In Research's November cover story, "The Great Retirement Rethink," Contributing Editor Ellen Uzelac examines how clients' hopes and expectations for their later years have changed rapidly — and how advisors can make the most of these challenges and opportunities. Delving into new research on retirement preferences with cutting-edge thinkers in the field, Uzelac outlines a more flexible approach to retirement planning aimed at preparing for the unexpected.
Also in the issue, "Making the Most of a Mentor," by Contributing Editor Jane Wollman Rusoff, points to the crucial difference that an experienced guide can make in helping an advisor move forward in his or her career.
In "A Lost Decade for Advisors?" journalist Gerald Burstyn discusses how weak market performance and erratic investor behavior have impacted advisors in the early 21st century. That impact, he finds, has varied greatly across the industry; the news is not all bad.
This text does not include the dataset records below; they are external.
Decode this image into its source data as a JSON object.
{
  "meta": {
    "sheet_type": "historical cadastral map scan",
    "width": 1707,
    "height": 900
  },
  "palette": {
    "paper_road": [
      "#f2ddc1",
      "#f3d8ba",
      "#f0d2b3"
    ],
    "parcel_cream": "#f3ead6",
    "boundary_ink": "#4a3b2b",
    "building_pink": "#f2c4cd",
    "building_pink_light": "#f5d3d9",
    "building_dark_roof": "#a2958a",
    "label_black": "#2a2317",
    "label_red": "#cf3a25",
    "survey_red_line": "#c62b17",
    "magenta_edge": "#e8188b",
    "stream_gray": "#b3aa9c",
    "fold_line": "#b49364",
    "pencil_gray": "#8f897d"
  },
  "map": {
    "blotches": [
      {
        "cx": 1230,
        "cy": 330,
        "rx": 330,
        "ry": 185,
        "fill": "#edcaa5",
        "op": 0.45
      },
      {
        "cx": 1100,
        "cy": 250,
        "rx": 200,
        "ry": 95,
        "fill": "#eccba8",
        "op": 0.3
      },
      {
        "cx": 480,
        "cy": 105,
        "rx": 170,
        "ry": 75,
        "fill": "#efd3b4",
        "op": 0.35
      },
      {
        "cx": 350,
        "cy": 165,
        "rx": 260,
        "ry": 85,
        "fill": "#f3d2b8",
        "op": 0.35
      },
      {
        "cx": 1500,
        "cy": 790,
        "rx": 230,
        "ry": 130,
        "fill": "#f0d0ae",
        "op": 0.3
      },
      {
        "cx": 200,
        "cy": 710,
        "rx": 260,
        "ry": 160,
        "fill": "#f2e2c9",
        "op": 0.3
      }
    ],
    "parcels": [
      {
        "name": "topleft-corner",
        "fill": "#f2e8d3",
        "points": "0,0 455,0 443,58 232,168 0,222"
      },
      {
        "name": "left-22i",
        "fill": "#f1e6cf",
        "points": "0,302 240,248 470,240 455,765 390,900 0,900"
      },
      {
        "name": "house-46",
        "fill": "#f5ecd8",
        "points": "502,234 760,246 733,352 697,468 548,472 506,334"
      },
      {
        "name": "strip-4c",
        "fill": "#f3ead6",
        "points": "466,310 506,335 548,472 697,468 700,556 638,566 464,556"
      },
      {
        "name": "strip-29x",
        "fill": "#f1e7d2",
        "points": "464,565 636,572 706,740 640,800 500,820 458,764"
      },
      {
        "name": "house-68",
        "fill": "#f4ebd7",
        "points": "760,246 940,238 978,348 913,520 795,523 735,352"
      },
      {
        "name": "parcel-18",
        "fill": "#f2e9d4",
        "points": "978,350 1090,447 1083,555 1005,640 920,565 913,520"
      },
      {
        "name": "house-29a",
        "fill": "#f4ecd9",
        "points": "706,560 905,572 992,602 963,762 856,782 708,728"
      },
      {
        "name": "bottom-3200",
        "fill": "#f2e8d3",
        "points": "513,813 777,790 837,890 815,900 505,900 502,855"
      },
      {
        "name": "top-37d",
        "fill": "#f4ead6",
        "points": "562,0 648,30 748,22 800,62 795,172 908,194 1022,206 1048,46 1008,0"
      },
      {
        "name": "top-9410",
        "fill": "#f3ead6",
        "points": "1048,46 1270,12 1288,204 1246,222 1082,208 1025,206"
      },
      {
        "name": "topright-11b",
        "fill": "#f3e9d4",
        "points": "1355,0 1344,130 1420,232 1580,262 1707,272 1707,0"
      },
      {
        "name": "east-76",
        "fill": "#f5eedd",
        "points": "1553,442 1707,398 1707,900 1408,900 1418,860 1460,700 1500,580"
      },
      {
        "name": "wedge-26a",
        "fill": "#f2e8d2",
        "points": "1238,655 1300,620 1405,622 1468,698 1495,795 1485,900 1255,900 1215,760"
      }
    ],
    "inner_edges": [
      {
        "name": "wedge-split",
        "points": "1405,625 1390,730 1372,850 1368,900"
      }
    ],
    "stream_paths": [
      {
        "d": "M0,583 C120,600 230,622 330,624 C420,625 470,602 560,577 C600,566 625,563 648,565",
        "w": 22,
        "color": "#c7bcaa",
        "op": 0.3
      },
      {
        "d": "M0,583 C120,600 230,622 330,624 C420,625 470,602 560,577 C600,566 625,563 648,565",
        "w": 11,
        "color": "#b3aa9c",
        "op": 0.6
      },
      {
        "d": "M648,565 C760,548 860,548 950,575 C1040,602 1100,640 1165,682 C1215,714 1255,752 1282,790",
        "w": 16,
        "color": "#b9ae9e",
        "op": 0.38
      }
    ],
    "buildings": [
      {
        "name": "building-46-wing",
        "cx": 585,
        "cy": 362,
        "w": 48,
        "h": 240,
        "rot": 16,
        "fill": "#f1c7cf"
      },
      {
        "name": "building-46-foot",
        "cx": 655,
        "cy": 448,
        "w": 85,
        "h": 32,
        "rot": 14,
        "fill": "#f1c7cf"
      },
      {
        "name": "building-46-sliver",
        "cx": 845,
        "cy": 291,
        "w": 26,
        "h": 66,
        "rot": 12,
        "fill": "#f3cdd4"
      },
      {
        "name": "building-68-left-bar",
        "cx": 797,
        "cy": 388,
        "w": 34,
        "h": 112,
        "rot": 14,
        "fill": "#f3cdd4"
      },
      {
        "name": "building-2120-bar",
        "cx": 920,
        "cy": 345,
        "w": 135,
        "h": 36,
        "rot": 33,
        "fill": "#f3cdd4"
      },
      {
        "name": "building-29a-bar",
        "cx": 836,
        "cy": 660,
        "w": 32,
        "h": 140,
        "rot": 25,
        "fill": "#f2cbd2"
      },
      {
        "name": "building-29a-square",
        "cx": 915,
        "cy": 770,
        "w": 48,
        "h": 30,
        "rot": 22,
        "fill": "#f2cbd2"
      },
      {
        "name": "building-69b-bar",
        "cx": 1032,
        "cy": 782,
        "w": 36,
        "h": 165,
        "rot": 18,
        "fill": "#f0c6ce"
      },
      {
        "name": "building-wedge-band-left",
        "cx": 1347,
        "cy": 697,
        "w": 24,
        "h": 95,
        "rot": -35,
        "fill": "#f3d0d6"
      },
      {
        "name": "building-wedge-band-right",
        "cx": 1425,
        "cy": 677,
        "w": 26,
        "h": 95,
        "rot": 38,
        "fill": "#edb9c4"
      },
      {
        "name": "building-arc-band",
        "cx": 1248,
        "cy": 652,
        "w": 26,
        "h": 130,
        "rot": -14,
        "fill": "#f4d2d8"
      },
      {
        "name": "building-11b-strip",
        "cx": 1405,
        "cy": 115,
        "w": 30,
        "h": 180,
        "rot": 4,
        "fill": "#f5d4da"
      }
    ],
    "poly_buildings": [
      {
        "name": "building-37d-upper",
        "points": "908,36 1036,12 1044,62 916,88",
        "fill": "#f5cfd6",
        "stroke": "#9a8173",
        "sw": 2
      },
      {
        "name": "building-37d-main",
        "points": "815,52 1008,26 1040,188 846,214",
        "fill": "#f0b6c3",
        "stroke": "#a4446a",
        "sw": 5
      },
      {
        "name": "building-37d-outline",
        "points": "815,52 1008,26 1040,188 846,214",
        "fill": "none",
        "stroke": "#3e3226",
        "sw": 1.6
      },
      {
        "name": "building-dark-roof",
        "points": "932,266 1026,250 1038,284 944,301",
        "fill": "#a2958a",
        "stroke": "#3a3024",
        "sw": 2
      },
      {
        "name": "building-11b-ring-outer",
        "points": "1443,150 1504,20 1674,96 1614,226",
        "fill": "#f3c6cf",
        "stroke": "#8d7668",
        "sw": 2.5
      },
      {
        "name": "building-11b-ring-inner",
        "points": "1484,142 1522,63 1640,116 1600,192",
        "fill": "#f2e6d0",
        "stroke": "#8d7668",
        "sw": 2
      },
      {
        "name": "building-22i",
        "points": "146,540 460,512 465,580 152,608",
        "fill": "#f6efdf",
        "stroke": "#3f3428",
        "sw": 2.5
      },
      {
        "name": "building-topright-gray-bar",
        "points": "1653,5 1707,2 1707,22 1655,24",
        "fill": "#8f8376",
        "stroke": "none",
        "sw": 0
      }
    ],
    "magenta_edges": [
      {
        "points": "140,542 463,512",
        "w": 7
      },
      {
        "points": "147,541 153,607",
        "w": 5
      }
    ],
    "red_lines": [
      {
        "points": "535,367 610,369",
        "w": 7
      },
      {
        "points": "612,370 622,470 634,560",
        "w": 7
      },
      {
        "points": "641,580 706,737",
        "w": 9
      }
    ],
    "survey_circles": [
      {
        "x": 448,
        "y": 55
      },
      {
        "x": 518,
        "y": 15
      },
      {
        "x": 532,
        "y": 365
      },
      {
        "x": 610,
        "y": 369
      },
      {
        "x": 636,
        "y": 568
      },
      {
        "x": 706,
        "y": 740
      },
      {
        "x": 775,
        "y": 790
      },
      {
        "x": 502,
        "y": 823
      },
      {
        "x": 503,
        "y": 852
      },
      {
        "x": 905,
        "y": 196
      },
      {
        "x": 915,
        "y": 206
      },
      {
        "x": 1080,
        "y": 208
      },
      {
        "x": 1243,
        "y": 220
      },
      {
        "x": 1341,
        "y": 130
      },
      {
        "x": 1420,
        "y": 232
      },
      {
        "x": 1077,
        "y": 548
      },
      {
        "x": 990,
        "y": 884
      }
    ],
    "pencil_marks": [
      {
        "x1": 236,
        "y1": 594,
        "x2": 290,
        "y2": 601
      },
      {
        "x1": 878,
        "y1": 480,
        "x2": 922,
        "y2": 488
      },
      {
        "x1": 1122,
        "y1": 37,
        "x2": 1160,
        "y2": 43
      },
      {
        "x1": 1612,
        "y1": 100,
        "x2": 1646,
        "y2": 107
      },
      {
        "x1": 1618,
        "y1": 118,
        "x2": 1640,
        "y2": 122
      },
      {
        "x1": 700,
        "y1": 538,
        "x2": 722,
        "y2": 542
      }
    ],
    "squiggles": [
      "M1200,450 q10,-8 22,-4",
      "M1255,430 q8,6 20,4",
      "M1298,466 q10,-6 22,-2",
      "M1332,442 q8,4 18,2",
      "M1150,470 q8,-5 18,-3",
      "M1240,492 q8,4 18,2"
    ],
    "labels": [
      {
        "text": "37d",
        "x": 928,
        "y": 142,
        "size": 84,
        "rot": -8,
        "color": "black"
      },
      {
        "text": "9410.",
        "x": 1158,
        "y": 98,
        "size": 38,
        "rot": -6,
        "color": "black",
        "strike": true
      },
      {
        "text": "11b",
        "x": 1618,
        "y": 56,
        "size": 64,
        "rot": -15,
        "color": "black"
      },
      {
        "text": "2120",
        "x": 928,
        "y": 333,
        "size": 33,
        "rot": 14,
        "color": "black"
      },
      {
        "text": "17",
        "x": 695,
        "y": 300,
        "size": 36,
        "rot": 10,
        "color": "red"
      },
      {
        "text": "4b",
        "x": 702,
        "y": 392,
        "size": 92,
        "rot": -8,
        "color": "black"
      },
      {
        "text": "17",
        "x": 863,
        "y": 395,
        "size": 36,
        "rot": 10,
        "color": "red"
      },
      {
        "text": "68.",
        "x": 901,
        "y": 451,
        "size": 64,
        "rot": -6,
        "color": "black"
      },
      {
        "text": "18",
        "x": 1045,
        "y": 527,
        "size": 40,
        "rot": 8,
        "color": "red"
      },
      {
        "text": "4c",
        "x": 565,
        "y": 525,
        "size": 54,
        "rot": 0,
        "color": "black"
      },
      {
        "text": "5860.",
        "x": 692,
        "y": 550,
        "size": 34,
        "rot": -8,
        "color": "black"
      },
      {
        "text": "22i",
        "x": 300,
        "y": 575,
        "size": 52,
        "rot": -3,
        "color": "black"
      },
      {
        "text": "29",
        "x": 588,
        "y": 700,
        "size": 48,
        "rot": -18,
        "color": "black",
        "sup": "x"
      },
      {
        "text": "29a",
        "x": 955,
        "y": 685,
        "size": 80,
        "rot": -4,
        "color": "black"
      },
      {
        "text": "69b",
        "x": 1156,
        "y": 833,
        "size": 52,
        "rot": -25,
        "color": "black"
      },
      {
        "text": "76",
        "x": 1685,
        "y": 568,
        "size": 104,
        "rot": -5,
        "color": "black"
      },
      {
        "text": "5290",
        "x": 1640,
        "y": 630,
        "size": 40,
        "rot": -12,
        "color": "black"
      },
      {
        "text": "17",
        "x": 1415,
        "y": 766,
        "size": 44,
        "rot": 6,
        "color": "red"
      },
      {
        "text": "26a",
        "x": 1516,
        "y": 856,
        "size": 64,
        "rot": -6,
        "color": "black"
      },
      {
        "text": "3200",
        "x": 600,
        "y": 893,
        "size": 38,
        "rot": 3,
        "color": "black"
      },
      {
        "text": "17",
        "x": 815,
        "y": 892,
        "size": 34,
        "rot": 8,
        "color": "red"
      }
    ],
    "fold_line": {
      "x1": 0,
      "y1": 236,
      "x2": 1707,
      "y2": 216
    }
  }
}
Click through the following slides to preview the November issue of Research.
The recession and continuing market turbulence have caused Americans to rethink retirement as never before, Ellen Uzelac reports. And that poses opportunities as well as challenges for advisors.
Delving through new research and speaking with innovators in the field, Uzelac outlines a post-recession approach to retirement. Matters that need to be reconsidered, Uzelac writes, include "everything from fees, to products, to straight talk not only about financial and investment planning but what your client needs to do to sleep at night."
A central element of this emerging approach is helping clients prepare for the unexpected. As Steve Sass of Boston College's Center for Retirement Research puts it, "You have to have a certain framework but you need to have add-ons for the curve balls. You've got to build robustness into a plan knowing that life happens."
The period from January 2000 to December 2009 has been called a "Lost Decade" for stocks. And with good reason: $100,000 invested in an S&P 500 index fund in January 2000 would have been worth $89,072 by mid-December of 2009.
Gerald Burstyn reports on what that situation has meant for advisors. In conversations with industry professionals, he hears the decade that has just passed described as "one in which hard work did not necessarily pay off."
Yet for some advisors, Burstyn notes, the changed environment has brought new opportunity and success. As the ranks of advisors thinned and weaker firms shrank or disappeared, other advisors and firms remaining in the field ended up with more assets under management than ever.
"Right now, a stagnant advisor pool is chasing expanding pools of wealth located worldwide," says recruiter Mark Elzweig. "If you're an advisor who is still in the game, that's a good thing."
Having a caring and experienced guide who knows the industry is "nothing short of a godsend, especially in today's tumultuous market," writes Jane Wollman Rusoff.
Rusoff speaks with mentors and mentees to get a sense of how this vital relationship works and the far-reaching consequences it can have.
"Not a day goes by that I don't use a principle word for word that I learned from him," says Ohio advisor Jeffrey Dobyns of Lykins Financial Group about his mentor Ron Lykins.
A major obstacle to successful mentorship, Rusoff finds, is that many young advisors don't realize they need a mentor, and thus shortchange themselves.